Sunday, April 26, 2015

Different Views of Political Culture


For John, BLUFNot everything looks like it does from Belvidere Village.  Nothing to see here; just move along.



The Wikipedia view of Mr Alexander Gelyevich Dugin. From World Affairs we have an article by Andrey Tolstoy and Edmund McCaffray, "Mind Games: Alexander Dugin and Russia’s War of Ideas"
Although Dugin has stated, “I support Putin because he declares and fulfills the goals and ideals that are essentially mine,” it is, in fact, Putin who supports Dugin because of the pathways he creates in national and foreign policy.
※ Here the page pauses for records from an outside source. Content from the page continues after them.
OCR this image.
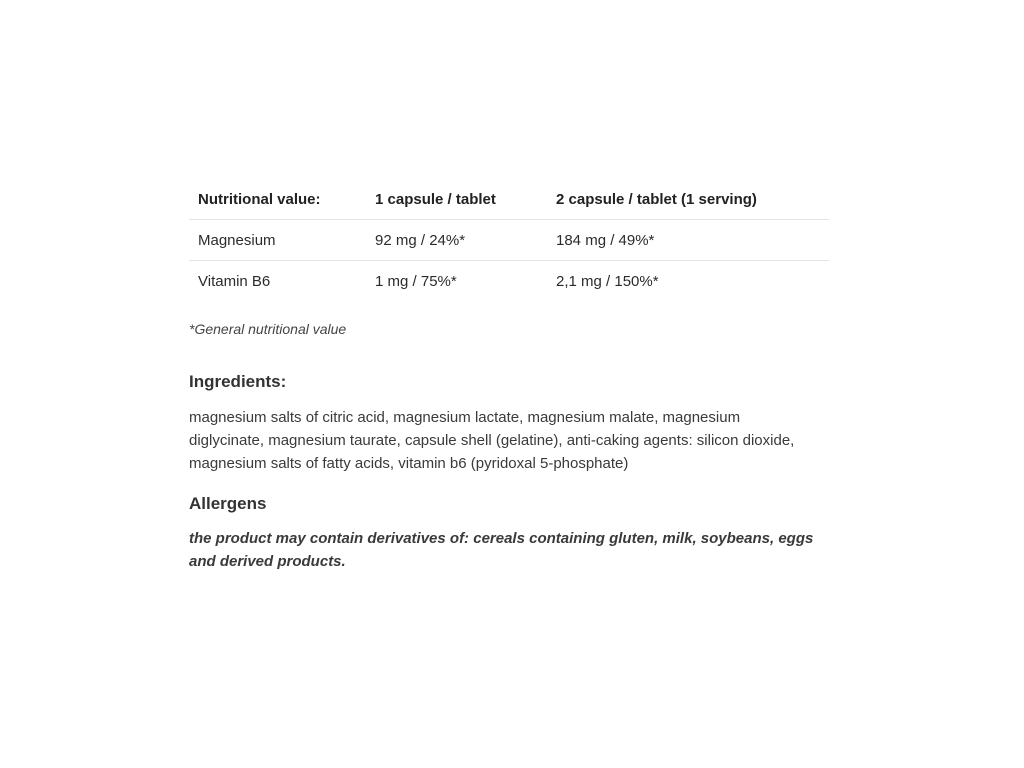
Nutritional value:	1 capsule / tablet	2 capsule / tablet (1 serving)
Magnesium	92 mg / 24%*	184 mg / 49%*
Vitamin B6	1 mg / 75%*	2,1 mg / 150%*
*General nutritional value
Ingredients:

magnesium salts of citric acid, magnesium lactate, magnesium malate, magnesium diglycinate, magnesium taurate, capsule shell (gelatine), anti-caking agents: silicon dioxide, magnesium salts of fatty acids, vitamin b6 (pyridoxal 5-phosphate)

Allergens

the product may contain derivatives of: cereals containing gluten, milk, soybeans, eggs and derived products.
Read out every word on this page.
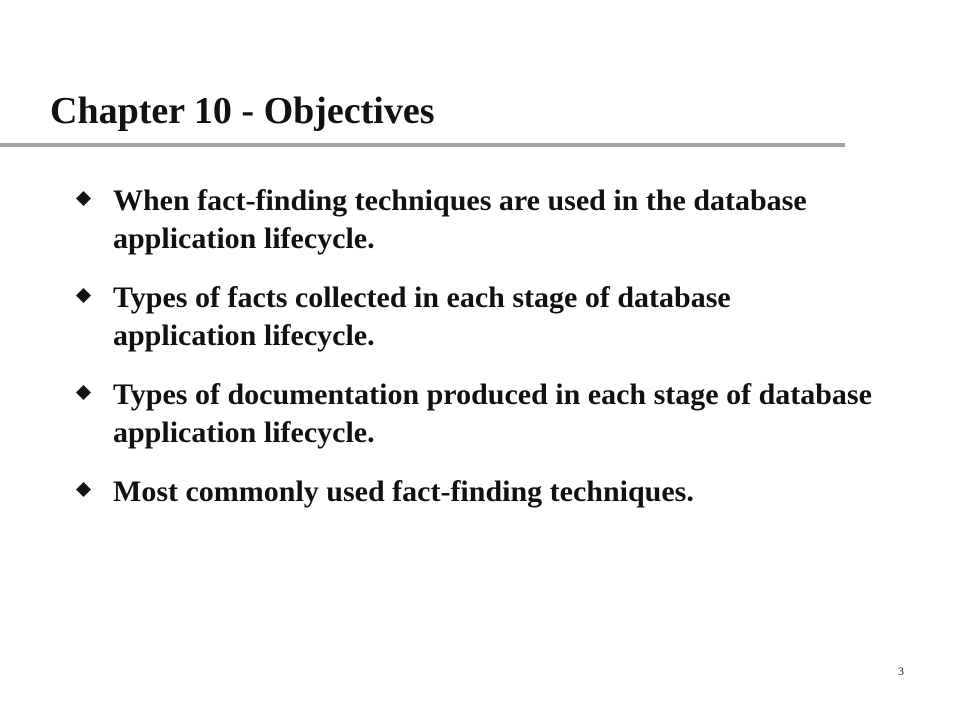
Chapter 10 - Objectives
When fact-finding techniques are used in the database application lifecycle.
Types of facts collected in each stage of database application lifecycle.
Types of documentation produced in each stage of database application lifecycle.
Most commonly used fact-finding techniques.
3
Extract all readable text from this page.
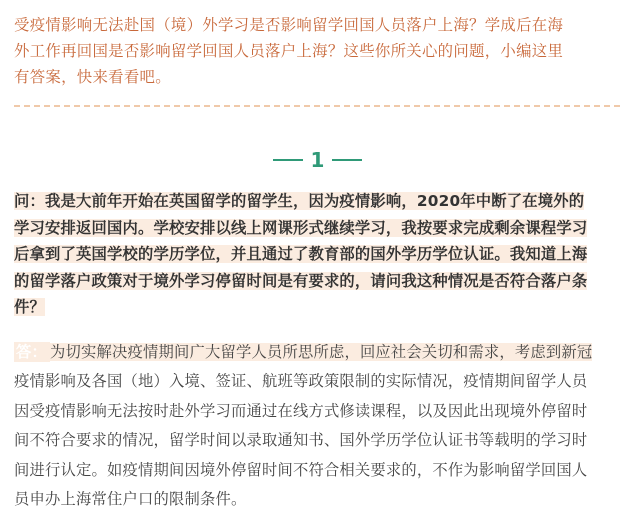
受疫情影响无法赴国（境）外学习是否影响留学回国人员落户上海？学成后在海
外工作再回国是否影响留学回国人员落户上海？这些你所关心的问题，小编这里
有答案，快来看看吧。
1
问：我是大前年开始在英国留学的留学生，因为疫情影响，2020年中断了在境外的
学习安排返回国内。学校安排以线上网课形式继续学习，我按要求完成剩余课程学习
后拿到了英国学校的学历学位，并且通过了教育部的国外学历学位认证。我知道上海
的留学落户政策对于境外学习停留时间是有要求的，请问我这种情况是否符合落户条
件？
答： 为切实解决疫情期间广大留学人员所思所虑，回应社会关切和需求，考虑到新冠
疫情影响及各国（地）入境、签证、航班等政策限制的实际情况，疫情期间留学人员
因受疫情影响无法按时赴外学习而通过在线方式修读课程，以及因此出现境外停留时
间不符合要求的情况，留学时间以录取通知书、国外学历学位认证书等载明的学习时
间进行认定。如疫情期间因境外停留时间不符合相关要求的，不作为影响留学回国人
员申办上海常住户口的限制条件。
At home, Dugin energizes a conservative intellectual and voter base, while abroad he reinforces political networks that are disruptive to Putin’s adversaries.  Finally, synthesizing national and foreign policy, Dugin provides Putin with a Eurasian master narrative of Russia’s history—encircled and subordinated by Western liberalism—that provides a rationale and an imperative for expanding territorially at the expense of his neighbors.

Yes, the view from Moscow is different from the view from Lowell.

What we are seeing is a different view of how the world should be organized:

According to Dugin, while modern-day Atlanticists, led by the United States, have consolidated their position via international organizations and political hierarchies, their Eurasian opposition is disorganized and largely defenseless.  This is because Atlanticism, by prioritizing individual liberties above all else, dissolves social bonds and obligations and devalues cultural legacy, thus destroying the very fabric that allows traditional societies to exist.  Its hegemony is pursued by construing any opposition to its political or economic interests as an affront to freedom.

Dugin’s solution is for Eurasia to consciously become a Grossraum (“great space” in German), analogous in scope to the Atlanticist world.  Within this Grossraum, Dugin proposes a complex distribution of power between a “strategic center” and various subdivisions, based on culture and history, known as “autonomies.”  This center is responsible for basic economic and military coordination between the autonomies, which are otherwise left to organize their internal affairs in accordance with their own unique traditions.  Thus there is room for a range of different political, economic, and social systems, though it seems clear that Dugin imagines most will adopt a basically conservative and corporatist structure.

While Iran, and Daesh, are commanding our attention, there are other things going on in the world, things bigger than just the Ukraine.  China is trying to reorganize how the Western Pacific is organized and Russia would like to change how Europe is organized.  And, there are people who are thinking and writing about these various ideas.